他想到这里,暗暗冷笑,一提丹田气,几个起纵向镇岳宫扑去,来到门前略一打量,这镇岳宫修的倒也气势宏大,两扇山门却是紧紧关闭,门口也无灯笼壮威。
他试着用剑柄去推,吱呀一声响,门竟应手而开,里面并没插栓,耿云翔愈发警惕,将剑拨出提在手中,一步步往里探去。
当面好大一块旷地,两旁青松郁郁,翠柏森森,正前方便是紫微大殿,从外望去,除了神像矗立,香烛昏暗,殿上并无一人。
晚风吹的松吟柏啸,平地里枯叶盘旋,好安寂啊,这本该热闹喧哗的所在,现在却是空荡的碜人,耿云翔艺高人胆大,深吸一口气,不动声色按剑向大殿缓缓走去,穿过了空无一人的正殿,来到镇岳宫深处,顺着依山势开凿的弯弯曲曲的玉石长廊,继续往后面走。
他是第一次来到华山派总堂,这一厅一廊,一草一木,都曾经从白秋蟾那里听述过—
“华山是个好地方,如果有一天我还能活着重归华山门下,大哥定会请你来喝酒。”
“那好啊,无限风光在险峰,是好男儿,就该到那一等一的好去处痛饮欢歌一番。”
“一醉方休?”
“不错,一醉方休!”
耿云翔面色还是那样阴冷平静,但眼神中却已隐约流露着痛楚,往事悠悠,不堪回首,如今上得华山的,唯有赴约客,不见许诺人!白大哥,我一定要为你报仇,杀不了林宇廷,那自己这条性命,也就拼死在华山上,追随大哥你的亡灵去罢。

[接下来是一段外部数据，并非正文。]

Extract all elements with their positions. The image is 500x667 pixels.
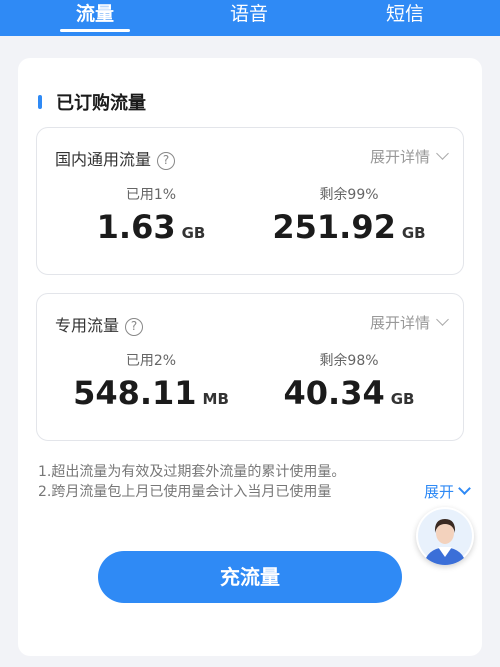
active-tab-indicator	[60, 29, 130, 32]
recharge-data-button[interactable]: 充流量	[98, 551, 402, 603]
dedicated-data-card: 专用流量? 展开详情 已用2% 548.11 MB 剩余98% 40.34 GB	[36, 293, 464, 441]
card-title-text: 国内通用流量	[55, 150, 152, 169]
notes: 1.超出流量为有效及过期套外流量的累计使用量。 2.跨月流量包上月已使用量会计入…	[38, 462, 471, 502]
note-line-2: 2.跨月流量包上月已使用量会计入当月已使用量	[38, 484, 332, 500]
top-tab-bar: 流量 语音 短信	[0, 0, 500, 36]
card-title: 国内通用流量?	[55, 146, 176, 170]
used-value: 548.11	[73, 374, 197, 412]
tab-sms[interactable]: 短信	[370, 0, 440, 36]
tab-voice[interactable]: 语音	[214, 0, 284, 36]
remaining-unit: GB	[390, 390, 415, 408]
expand-details-label: 展开详情	[369, 314, 430, 332]
note-line-1: 1.超出流量为有效及过期套外流量的累计使用量。	[38, 464, 346, 480]
card-title-text: 专用流量	[55, 316, 120, 335]
question-circle-icon[interactable]: ?	[157, 152, 176, 170]
remaining-value: 251.92	[272, 208, 396, 246]
remaining-label: 剩余98%	[319, 353, 379, 369]
remaining-unit: GB	[401, 224, 426, 242]
used-value: 1.63	[96, 208, 176, 246]
chevron-down-icon	[458, 482, 471, 495]
used-label: 已用2%	[125, 353, 177, 369]
expand-details-label: 展开详情	[369, 148, 430, 166]
chevron-down-icon	[436, 147, 449, 160]
assistant-avatar-graphic	[418, 509, 472, 565]
card-title: 专用流量?	[55, 312, 144, 336]
section-title: 已订购流量	[56, 93, 146, 114]
used-unit: MB	[202, 390, 229, 408]
used-unit: GB	[181, 224, 206, 242]
remaining-label: 剩余99%	[319, 187, 379, 203]
expand-details-button[interactable]: 展开详情	[369, 312, 449, 333]
remaining-stat: 剩余99% 251.92 GB	[249, 184, 449, 246]
expand-notes-button[interactable]: 展开	[408, 482, 471, 502]
used-stat: 已用2% 548.11 MB	[51, 350, 251, 412]
expand-details-button[interactable]: 展开详情	[369, 146, 449, 167]
remaining-stat: 剩余98% 40.34 GB	[249, 350, 449, 412]
remaining-value: 40.34	[283, 374, 385, 412]
chevron-down-icon	[436, 313, 449, 326]
expand-notes-label: 展开	[424, 483, 455, 501]
used-label: 已用1%	[125, 187, 177, 203]
question-circle-icon[interactable]: ?	[125, 318, 144, 336]
used-stat: 已用1% 1.63 GB	[51, 184, 251, 246]
assistant-avatar-icon[interactable]	[416, 507, 474, 565]
section-accent-bar	[38, 95, 42, 109]
domestic-data-card: 国内通用流量? 展开详情 已用1% 1.63 GB 剩余99% 251.92 GB	[36, 127, 464, 275]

他这般想着,胸中战意高扬,一步步向前走去,长廊已尽,前面现出一排排的木屋,耿云翔凝神细听了听,然后走到左首第一间木屋前,用手中剑轻轻一抵房门,门开了,向内望去,屋内有四张床,被褥整齐,墙上挂着两把剑,但却不见有人,耿云翔铁青着脸,又大步走到第二间屋前,推开门一看,仍如前屋一般,空无一人,耿云翔又连进几屋,都是不见有人,山前无人把守,房内又没有人,难道华山派上百人都散伙了不成?还是说有什么阴谋正在等待着自己?
他心中惊怒,寻思反正也是决一死战,便有圈套又能怎得?当下不再敛迹蹑踪,径直走向右首那排木屋,衣袖连挥,一股劲风将右首六七间木屋的屋门全部震开,可是,除了风吹门板之声,依旧是不见人影,静立良久,正无计间,忽听的惨叫声随风从远处传来,刚起即止,耿云翔一惊,刹那间听音辨位,绕过木屋群,向发声处奔去。
这时已是到了山后,他提剑潜行,贴着岩壁小心的向前搜寻。
又是一声惨叫,耿云翔隐身一块巨岩后,探头望去,只见悬崖边一处空地上,横七竖八躺着六七具尸体,还有五六十人或坐或跪,都是双手反捆,神情沮丧,聚在东南一角,二十几名持剑汉子监视在侧,看服饰,双方都是华山派弟子,众人身后是一座大木屋,从敞开的屋门可以看见里面桌上堆满了酒菜,破碎碗碟洒了一地,间或倒着数具尸体。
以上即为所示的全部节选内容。